U.S Senator Mike Lee (R-UT) stood on the floor of the U.S. Senate and objected to the unanimous consent of Chai Feldblum’s confirmation to the Equal Employment Opportunity Commission (EEOC).

Feldblum, an LGBT activist, was nominated by President Barack Obama in 2009 and was seated while Congress was in recess. She was confirmed by the Senate in 2010 in a lame duck session by 54 to 41 vote. Only two Republicans voted in favor of her confirmation. She finished her second term in 2018, and prior to that, President Donald Trump renominated her for a third term.
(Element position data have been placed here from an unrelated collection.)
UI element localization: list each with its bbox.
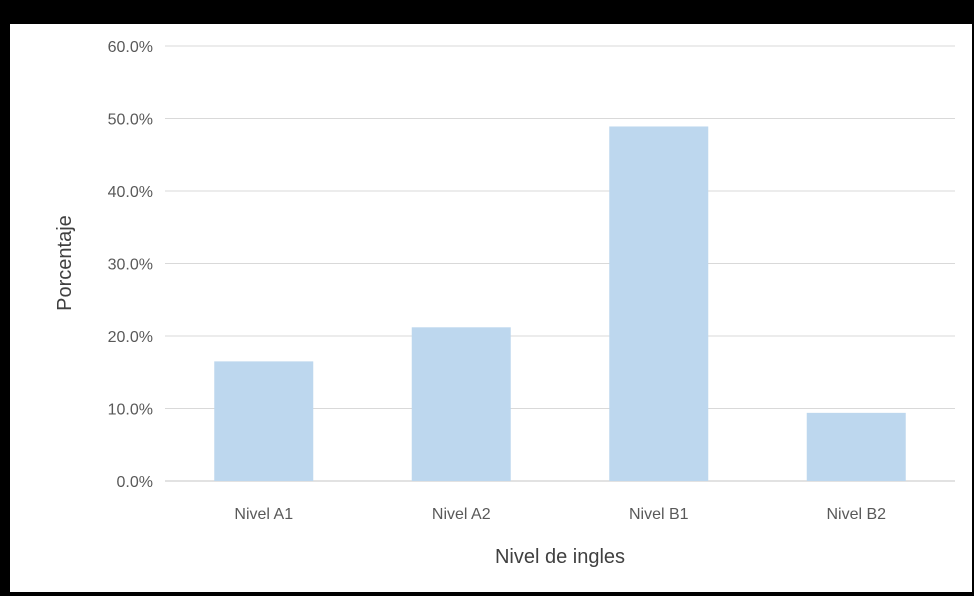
x-tick-label: Nivel B2	[826, 506, 886, 523]
x-tick-label: Nivel A2	[432, 506, 491, 523]
x-tick-label: Nivel B1	[629, 506, 689, 523]
bar	[806, 412, 906, 481]
bars	[214, 126, 906, 481]
y-tick-label: 50.0%	[108, 112, 153, 129]
y-tick-label: 60.0%	[108, 39, 153, 56]
x-tick-label: Nivel A1	[234, 506, 293, 523]
bar	[609, 126, 709, 481]
bar	[411, 327, 511, 481]
x-axis-ticks: Nivel A1 Nivel A2 Nivel B1 Nivel B2	[234, 506, 886, 523]
y-axis-title: Porcentaje	[54, 215, 76, 311]
y-tick-label: 10.0%	[108, 402, 153, 419]
y-tick-label: 0.0%	[117, 474, 153, 491]
y-tick-label: 30.0%	[108, 257, 153, 274]
bar	[214, 361, 314, 481]
y-tick-label: 20.0%	[108, 329, 153, 346]
y-tick-label: 40.0%	[108, 184, 153, 201]
x-axis-title: Nivel de ingles	[495, 546, 625, 568]
y-axis-ticks: 0.0% 10.0% 20.0% 30.0% 40.0% 50.0% 60.0%	[108, 39, 153, 491]
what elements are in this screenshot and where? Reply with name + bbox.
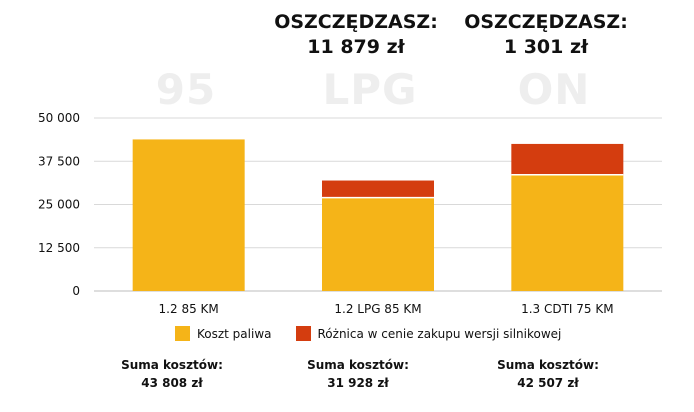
y-tick-label: 25 000 [38,198,80,212]
total-lpg-label: Suma kosztów: [307,358,409,372]
bar-fuel-cost [511,174,624,291]
bar-price-difference [511,143,624,175]
legend-swatch-fuel-cost [175,326,190,341]
fuel-label-on: ON [517,65,591,114]
savings-lpg-amount: 11 879 zł [307,36,405,58]
total-95: Suma kosztów: 43 808 zł [87,356,257,392]
total-on-value: 42 507 zł [517,376,579,390]
total-lpg: Suma kosztów: 31 928 zł [273,356,443,392]
legend-swatch-price-difference [295,326,311,341]
fuel-label-lpg: LPG [322,65,418,114]
bar-price-difference [322,180,434,198]
legend-label-fuel-cost: Koszt paliwa [197,326,272,341]
total-lpg-value: 31 928 zł [327,376,389,390]
y-tick-label: 12 500 [38,241,80,255]
savings-lpg-label: OSZCZĘDZASZ: [274,11,438,33]
savings-on-amount: 1 301 zł [503,36,589,58]
y-tick-label: 0 [72,284,80,298]
legend-item-fuel-cost: Koszt paliwa [175,326,272,341]
savings-lpg: OSZCZĘDZASZ: 11 879 zł [261,10,451,60]
total-on: Suma kosztów: 42 507 zł [463,356,633,392]
total-95-label: Suma kosztów: [121,358,223,372]
fuel-label-95: 95 [155,65,217,114]
x-category-label: 1.2 85 KM [159,302,219,316]
bar-fuel-cost [322,197,434,291]
total-95-value: 43 808 zł [141,376,203,390]
legend: Koszt paliwa Różnica w cenie zakupu wers… [175,326,585,341]
legend-item-price-difference: Różnica w cenie zakupu wersji silnikowej [295,326,562,341]
x-category-label: 1.3 CDTI 75 KM [521,302,614,316]
savings-on-label: OSZCZĘDZASZ: [464,11,628,33]
y-tick-label: 50 000 [38,111,80,125]
y-tick-label: 37 500 [38,154,80,168]
savings-on: OSZCZĘDZASZ: 1 301 zł [451,10,641,60]
x-category-label: 1.2 LPG 85 KM [334,302,421,316]
legend-label-price-difference: Różnica w cenie zakupu wersji silnikowej [317,326,562,341]
total-on-label: Suma kosztów: [497,358,599,372]
bar-fuel-cost [132,139,245,291]
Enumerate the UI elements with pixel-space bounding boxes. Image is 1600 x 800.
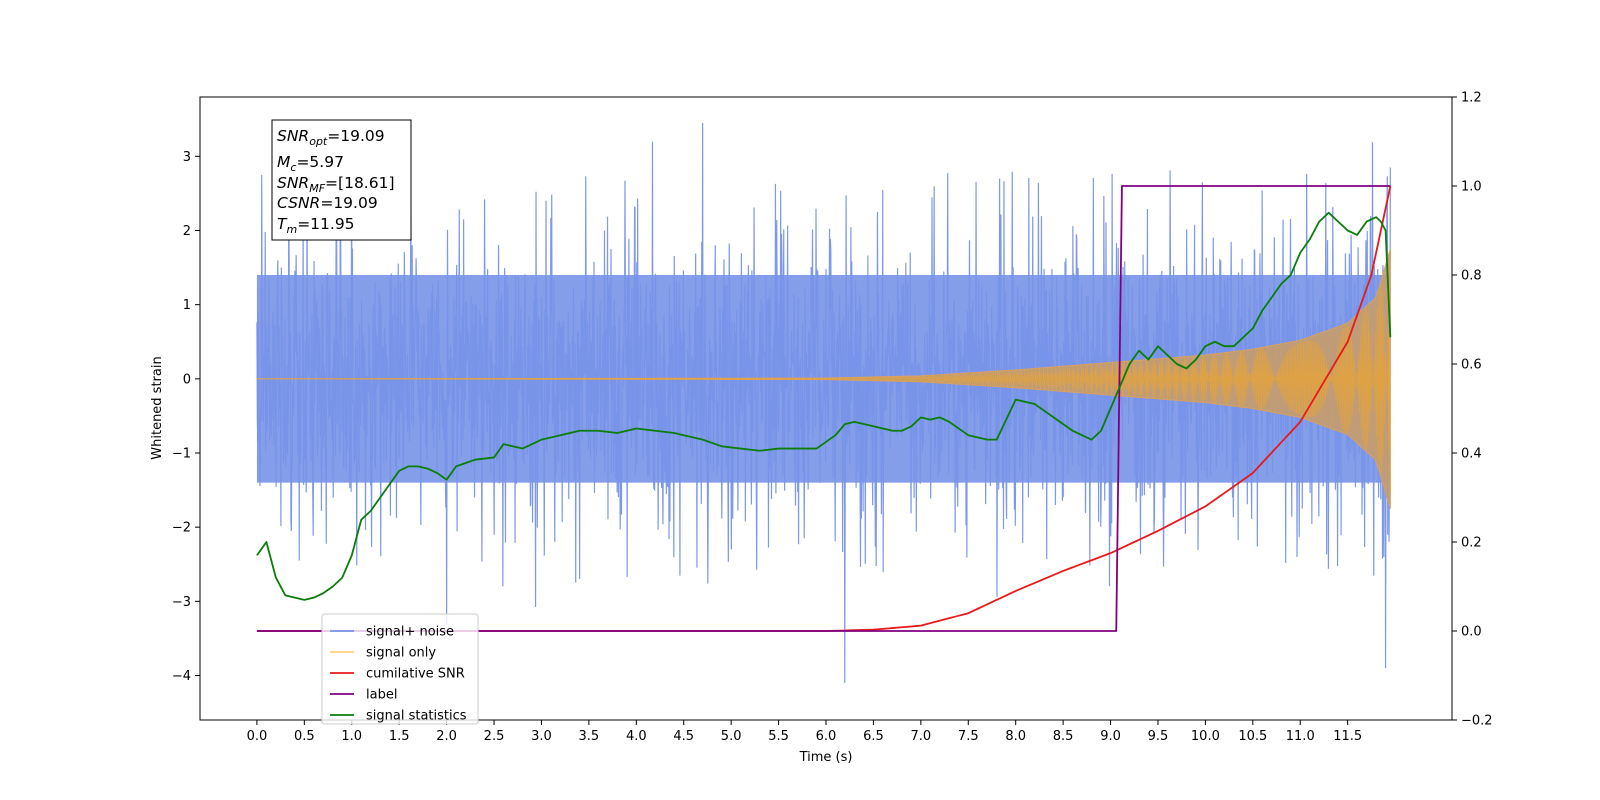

Lee, a member of the Church of Jesus Christ of Latter Day Saints, is blocking her nomination on religious liberty grounds. Watch his remarks below:

Read his speech below:

Mr. President, reserving the right to object, I first want to note that it has been suggested that there is only one objection to Chai Feldblum’s nomination to the EEOC. That is not true. I am among those objectors; I am not the lone objector.

My objection to this nominee relates to my belief and religious freedom. You see, religious freedom is very important to me. I am the descendant of people who were ordered exterminated by the Governor of Missouri on October 27, 1837. Religious intolerance cannot be tolerated in this country, and I see a growing wave of religious intolerance. I see a growing wave of sentiment of people suggesting that on the basis of people’s religious beliefs, they can be subject to adverse government decision-making.

Ms. Feldblum has written that she sees a conflict between religious belief and LGBT liberty as “a zero-sum game” where “a gain for one side necessarily entails a corresponding loss for the other side.” I see no reason why that should be the case, and I think that is fundamentally incompatible with our Nation’s long tradition of pluralism and religious freedom.

Make no mistake–there is no mystery about which side Ms. Feldblum thinks should win. In a separate speech, she said: “There can be a conflict between religious liberty and sexual liberty, but in almost all cases, the sexual liberty should win I’m having a hard time coming up with any case in which religious liberty should win.”

I find these remarks stunning, especially because an entire amendment to the U.S. Constitution–the very first one, by the way–is devoted to religious liberty. These are not the words of an open-minded jurist. These are not the words of an open-minded lawyer. These are the words of an activist intent on stamping out all opposition to her cause. In fact, she has even said as much. She said: “[G]ranting liberty to gay people . . . cannot be adequately advanced if `pockets of resistance’ are permitted to flourish.” Who is she to decide whether someone should be permitted to persist in their own religious belief simply because those beliefs happen to conflict with a particular political worldview?

As an EEO Commissioner, Ms. Feldblum would be in a prime position to stamp out those pockets of resistance. She herself has noted: “The EEOC has jurisdiction only over employment. But other Federal agencies that enforce sex discrimination provisions often look to our interpretation for guidance in interpreting the laws they enforce.”

The Federal Government should never be used as a tool to stamp out religious liberty–that principle which is so central to our Nation’s founding and to human happiness itself. It is so important that we have to stand behind it. Ms. Feldblum, however, wants to deny exactly that. On that basis, I object to her confirmation.